Can brand love be built on fear?

Winnie Pua
Winnie Pua

A day to Halloween, we are staring at shopping malls decorated with screeching skeletons, howling werewolves and vampire blood.  That thrill of accidentally touching a fake spider seems to heighten retail experiences during Halloween.

Beyond festivities, we wonder, can brands inject fear and thrill into their brand experiences to better connect with customers? Logically, the scare emotion activates our flight response, which in turn increases our sensitivity to our environment. But most brands seem to be built on positive attributes such as empowerment, beauty, wonderment and fun. Well, can fear be fun? Can fear engage? Can fear build brand affinity and, most important, brand love?

There seems to be 2 main types of emotions of fear. The first is a cognitive, muted message that is fear based. Used often in public health and PSA campaigns – e.g. anti-smoking, responsible drinking – they tap into logical fears, aiming to modify social behaviours. The second is a fast and intense sensation that is thrill based. Can brands tap on the latter to drive an exhilarating brand experience?

Think about horror and thriller movies, roller-coasters and haunted houses. Why do they tap on fear to connect with patrons? What is it about fear or thrills that draws us? Doctors share that neurochemicals like dopamine and testosterone affect our desire to play it safe or to live on the wild side. High-sensation seekers may lack the brakes to increased dopamine levels and these heightened sensations give ever-increasing pleasure. Some claim that personality type “T” (Thrill) have higher cognitive abilities as their brains can recognise that the movie or ride will only scare but not hurt. Behavioural scientists add that this group is vulnerable to addictions and are more likely to engage in risky behaviour. However, they are also likely to feel bored if the activity is repeated. Which explains why fear merchants need to constantly up the horror ante: Horror sequels need to be scarier, roller-coasters need to be faster, haunted mazes need to be more terrifying. It’s the only way to secure repeat patronage, affinity and loyalty.
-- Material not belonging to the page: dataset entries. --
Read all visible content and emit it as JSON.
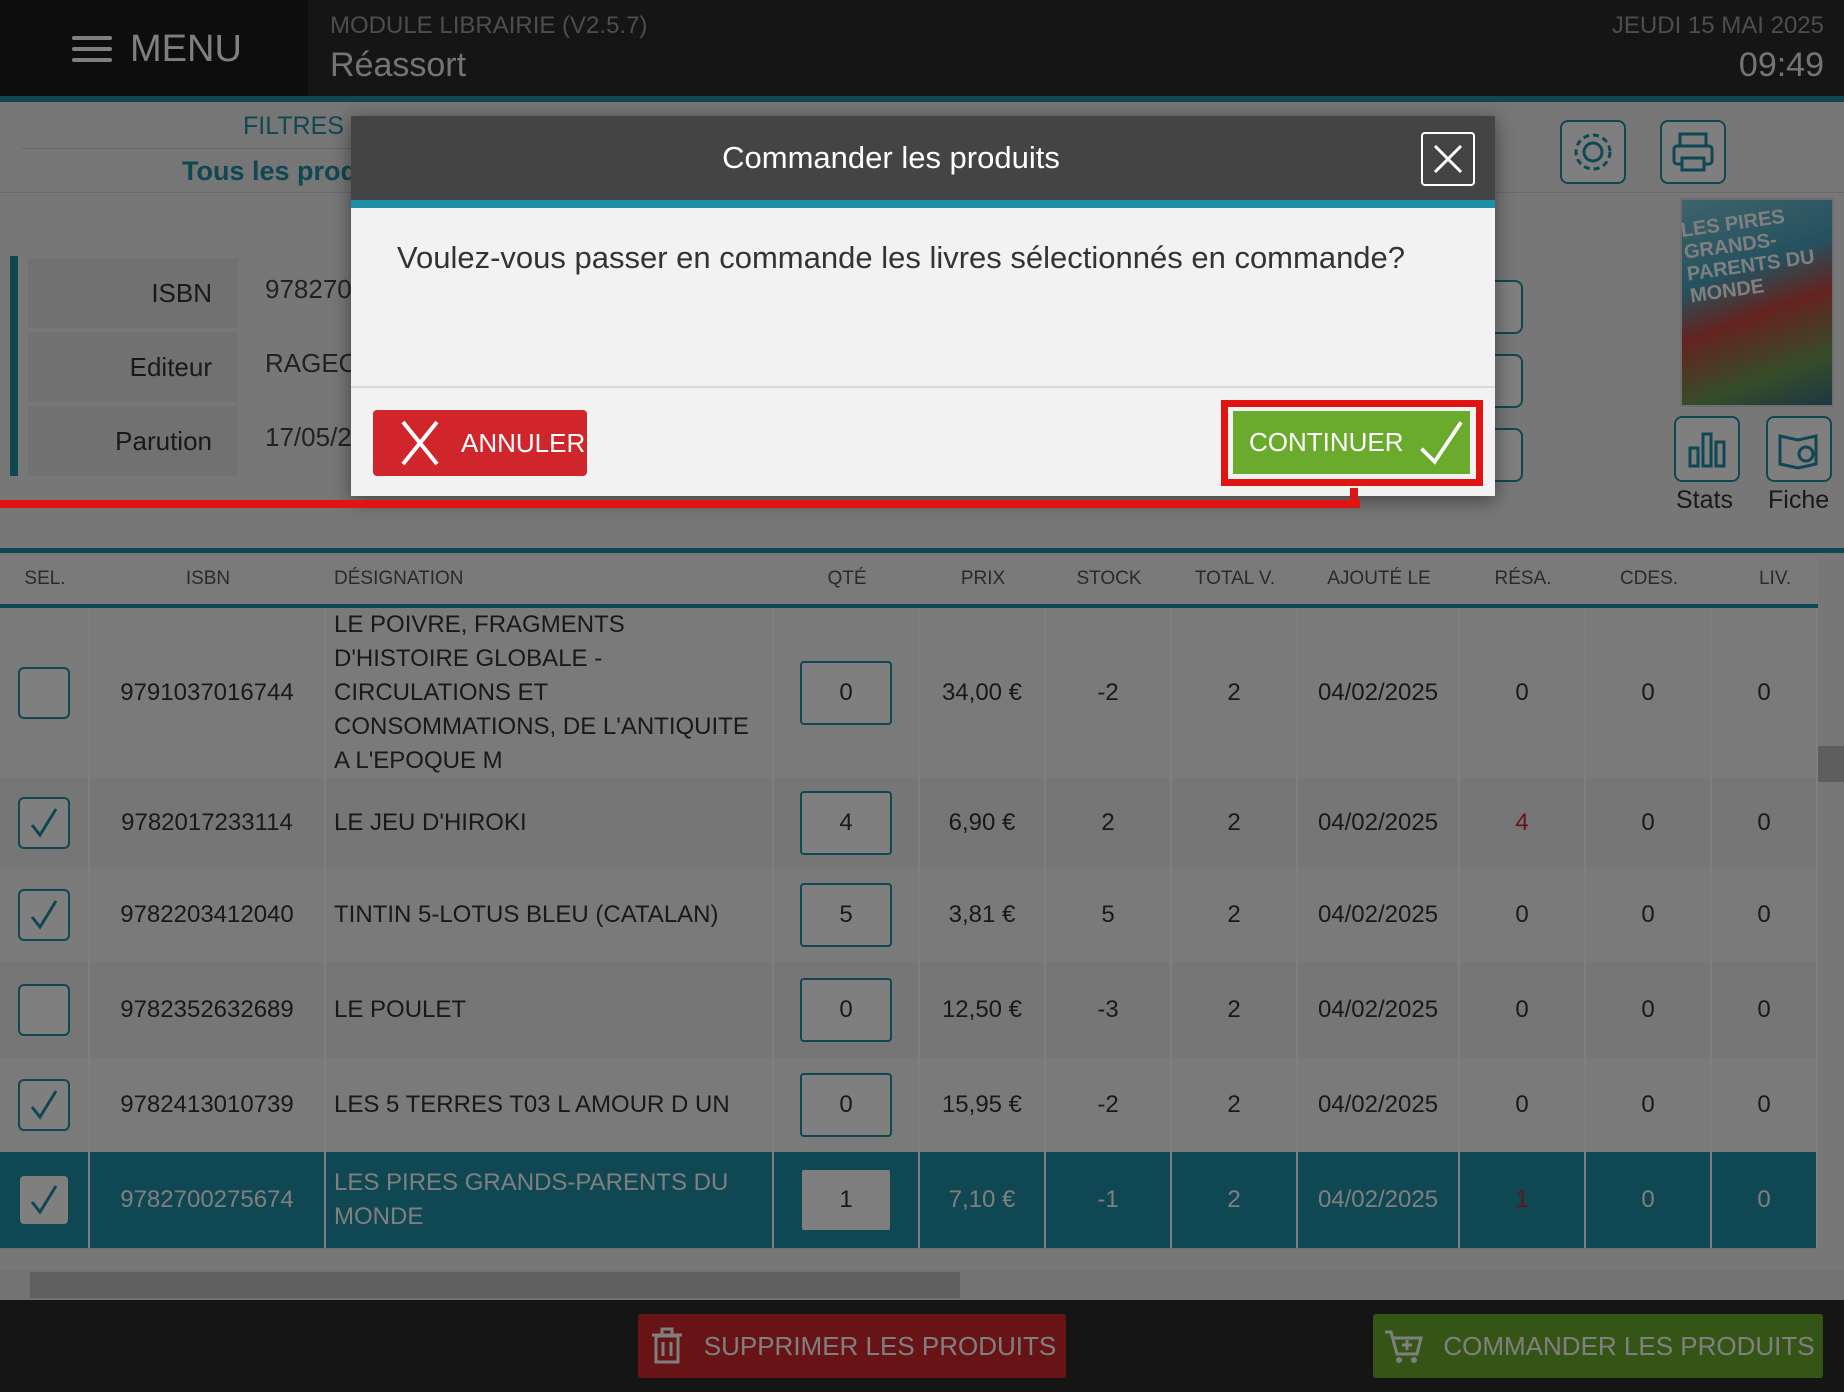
{
  "header": {
    "menu_label": "MENU",
    "module_title": "MODULE LIBRAIRIE (V2.5.7)",
    "page_subtitle": "Réassort",
    "date": "JEUDI 15 MAI 2025",
    "time": "09:49"
  },
  "toolbar": {
    "filters_label": "FILTRES",
    "filter_value": "Tous les prod"
  },
  "detail": {
    "isbn_label": "ISBN",
    "isbn_value": "978270",
    "publisher_label": "Editeur",
    "publisher_value": "RAGEO",
    "release_label": "Parution",
    "release_value": "17/05/2",
    "cover_title": "LES PIRES GRANDS-PARENTS DU MONDE",
    "stats_label": "Stats",
    "sheet_label": "Fiche"
  },
  "table": {
    "columns": [
      "SEL.",
      "ISBN",
      "DÉSIGNATION",
      "QTÉ",
      "PRIX",
      "STOCK",
      "TOTAL V.",
      "AJOUTÉ LE",
      "RÉSA.",
      "CDES.",
      "LIV."
    ],
    "rows": [
      {
        "checked": false,
        "isbn": "9791037016744",
        "designation": "LE POIVRE, FRAGMENTS D'HISTOIRE GLOBALE - CIRCULATIONS ET CONSOMMATIONS, DE L'ANTIQUITE A L'EPOQUE M",
        "qty": "0",
        "price": "34,00 €",
        "stock": "-2",
        "total": "2",
        "added": "04/02/2025",
        "resa": "0",
        "cdes": "0",
        "liv": "0"
      },
      {
        "checked": true,
        "isbn": "9782017233114",
        "designation": "LE JEU D'HIROKI",
        "qty": "4",
        "price": "6,90 €",
        "stock": "2",
        "total": "2",
        "added": "04/02/2025",
        "resa": "4",
        "cdes": "0",
        "liv": "0"
      },
      {
        "checked": true,
        "isbn": "9782203412040",
        "designation": "TINTIN 5-LOTUS BLEU (CATALAN)",
        "qty": "5",
        "price": "3,81 €",
        "stock": "5",
        "total": "2",
        "added": "04/02/2025",
        "resa": "0",
        "cdes": "0",
        "liv": "0"
      },
      {
        "checked": false,
        "isbn": "9782352632689",
        "designation": "LE POULET",
        "qty": "0",
        "price": "12,50 €",
        "stock": "-3",
        "total": "2",
        "added": "04/02/2025",
        "resa": "0",
        "cdes": "0",
        "liv": "0"
      },
      {
        "checked": true,
        "isbn": "9782413010739",
        "designation": "LES 5 TERRES T03 L AMOUR D UN",
        "qty": "0",
        "price": "15,95 €",
        "stock": "-2",
        "total": "2",
        "added": "04/02/2025",
        "resa": "0",
        "cdes": "0",
        "liv": "0"
      },
      {
        "checked": true,
        "isbn": "9782700275674",
        "designation": "LES PIRES GRANDS-PARENTS DU MONDE",
        "qty": "1",
        "price": "7,10 €",
        "stock": "-1",
        "total": "2",
        "added": "04/02/2025",
        "resa": "1",
        "cdes": "0",
        "liv": "0"
      }
    ]
  },
  "bottom": {
    "delete_label": "SUPPRIMER LES PRODUITS",
    "order_label": "COMMANDER LES PRODUITS"
  },
  "dialog": {
    "title": "Commander les produits",
    "message": "Voulez-vous passer en commande les livres sélectionnés en commande?",
    "cancel_label": "ANNULER",
    "continue_label": "CONTINUER"
  },
  "colors": {
    "accent": "#1e8fa6",
    "danger": "#d0262b",
    "success": "#6aaa2c",
    "highlight": "#e11414"
  }
}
So who are these thrillseeking patrons? Demographically, they tend to be adolescents. Those who survive the experience claim the brag factor. It’s a sign of their bravado and coming-of-age. After all, what better way to rebel against your parents and establish your independence than indulge in what polite society would normally deem subversive and terrifying? Those who survive it together end up forming a bond and become a community of thrill-mongerers. And they are the thrill-mongering brand’s cash cows.

Whether using fear as marketing motivator, or having scariness as a brand attribute, the line is often very fine. At the end of the day, branding is about forming an emotional connection with your customers. It’s about offering them something – a service, a feeling – that enriches their lives in some ways. Some do it by building on “positive” emotions like security; others trade in more “predatory” emotions like fear or thrills. Which, some may argue, can heighten one’s sense of security too and can therefore be equally effective. Studies have been published about how brands that advertise in horror movies enjoy bigger sales lift. This is no mere fluke.

Perhaps it is in experiencing the intense positive emotions that we have during and after the scare wears off that makes us feel human. After all, there is nothing like a near-death experience to make us feel more alive!